This project will focus on comparing sensitivity thresholds, noise characteristics, detector response, and background rates between real and simulated ProtoDUNE-HD data, focusing particularly on Argon-39. The student will have an opportunity to gain insights into the detection principles of Liquid Argon Time Projection Chambers and develop key skills in data handling, statistical analysis, and simulation techniques using programming languages such as C++, Python, and ROOT to carry out their analyses and simulations.
The ProtoDUNE-HD detector comprises a 8.5 x 7.9 x 8.5 m^3 cryostat. The cryostat is spanned by alternating arrays of high-voltage cathode and low-voltage anode planes, where each anode-cathode pair defines a single LArTPC drift volume (with a drift length of 3.6 m.). The detector volume is filled with liquid argon, which serves as the active target medium for particle interactions.
The PDHD detector includes four APAs arranged in two rows on either side of the beamline, creating four LArTPC drift volumes. Each APA has four wire planes on both sides, totaling 2,560 active channels: one collection plane with 960 vertical wires per side, and two induction planes with 800 angled wires per plane that wrap around both sides of the APA.
In line with the usual DUNE convention, the coordinate system is defined in such a way that the z-axis is alinged with the beam direction, x-axis is algined with the drift direciton, and y-axis is aligned with the vertical (upwards) direction.
The data consists of simulated as well as real cosmic data from the PDHD detector. As the cosmics travel through the active volume of the detector, they leave behind an ionization track. The ionization electrons from that track are drifted towards the APA planes on either side the detector where the signal can be readout using the detector electronics.

Additionally, each wire plane is oriented at a different angle, allowing for precise 3D imaging of the event when combined with drift time information.
The charge collected by the sense wires is digitized by cold electronics mounted at the top of the detector. The data is read out as ADC waveforms, with signals appearing as time pulses on individual channels. A signal is defined as any ADC pulse that exceeds a pre-set threshold, which is typically based on the detector's noise conditions.
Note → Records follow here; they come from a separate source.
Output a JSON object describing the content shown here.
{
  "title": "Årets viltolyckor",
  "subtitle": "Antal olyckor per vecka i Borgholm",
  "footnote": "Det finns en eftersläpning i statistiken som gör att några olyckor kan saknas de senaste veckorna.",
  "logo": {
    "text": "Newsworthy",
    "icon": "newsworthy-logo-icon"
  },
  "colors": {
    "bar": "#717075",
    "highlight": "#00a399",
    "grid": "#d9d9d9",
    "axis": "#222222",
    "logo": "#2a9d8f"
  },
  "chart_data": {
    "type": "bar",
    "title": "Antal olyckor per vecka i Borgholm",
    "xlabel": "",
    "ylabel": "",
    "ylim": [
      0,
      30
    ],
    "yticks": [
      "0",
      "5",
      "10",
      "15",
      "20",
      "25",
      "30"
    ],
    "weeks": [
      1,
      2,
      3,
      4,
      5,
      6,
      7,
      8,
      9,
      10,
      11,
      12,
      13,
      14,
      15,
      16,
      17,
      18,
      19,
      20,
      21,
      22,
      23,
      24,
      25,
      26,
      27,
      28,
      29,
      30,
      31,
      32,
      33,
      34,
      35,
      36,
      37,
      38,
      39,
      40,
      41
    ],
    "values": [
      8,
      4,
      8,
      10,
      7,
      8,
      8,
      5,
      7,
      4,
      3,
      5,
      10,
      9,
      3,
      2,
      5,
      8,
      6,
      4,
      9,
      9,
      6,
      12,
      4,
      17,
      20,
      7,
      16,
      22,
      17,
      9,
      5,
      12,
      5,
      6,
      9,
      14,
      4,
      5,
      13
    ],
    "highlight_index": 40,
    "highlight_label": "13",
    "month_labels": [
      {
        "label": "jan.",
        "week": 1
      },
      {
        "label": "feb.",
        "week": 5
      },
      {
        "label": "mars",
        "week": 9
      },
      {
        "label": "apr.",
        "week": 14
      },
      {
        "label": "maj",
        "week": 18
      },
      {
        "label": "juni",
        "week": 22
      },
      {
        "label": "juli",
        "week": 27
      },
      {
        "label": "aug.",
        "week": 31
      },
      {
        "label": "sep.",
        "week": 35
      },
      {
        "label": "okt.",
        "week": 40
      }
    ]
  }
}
For downstream analysis, these pulses are converted into "hits"—data structures that summarize key information about the pulse, such as its start and stop times, duration, and peak ADC value.
Trigger Primitives are a data object used online which is an equivalent of the hits used in the offline reconstruction. The main difference is that trigger primitives extract information directly from raw data, while offline, the waveforms undergo various signal processing steps such as 2D deconvolution, in-depth noise filtering, charge calibration etc. before hits are extracted. As such trigger primtivies are only a rough approximation of the offline hits.
The Trigger Primitive object contains the following information:
| Field | Description |
|---|---|
time_start |
Time when signal first went above threshold |
time_peak |
Time at which the peak ADC value of the signal occurs |
time_over_threshold |
Number of time ticks the signal was over threshold |
channel |
The channel on which the signal was detected |
adc_integral/SADC |
Sum of ADC values (ADC * tick) while signal is over threshold |
adc_peak |
Peak ADC value of the ADC signal |
The above information should be sufficient to summarise the location and signal shape characteristics of any activity within the detector.
You can find the data to be used in the analysis here: CERNBOX
The GitHub page contains an example Notebook which shows you how to load and process the data. Note that you can use whatever data analysis approach you're most comfortable with (whether it is ROOT, python, jupyter etc.), just remember to try and keep track of your progress (you can start by forking this repo!).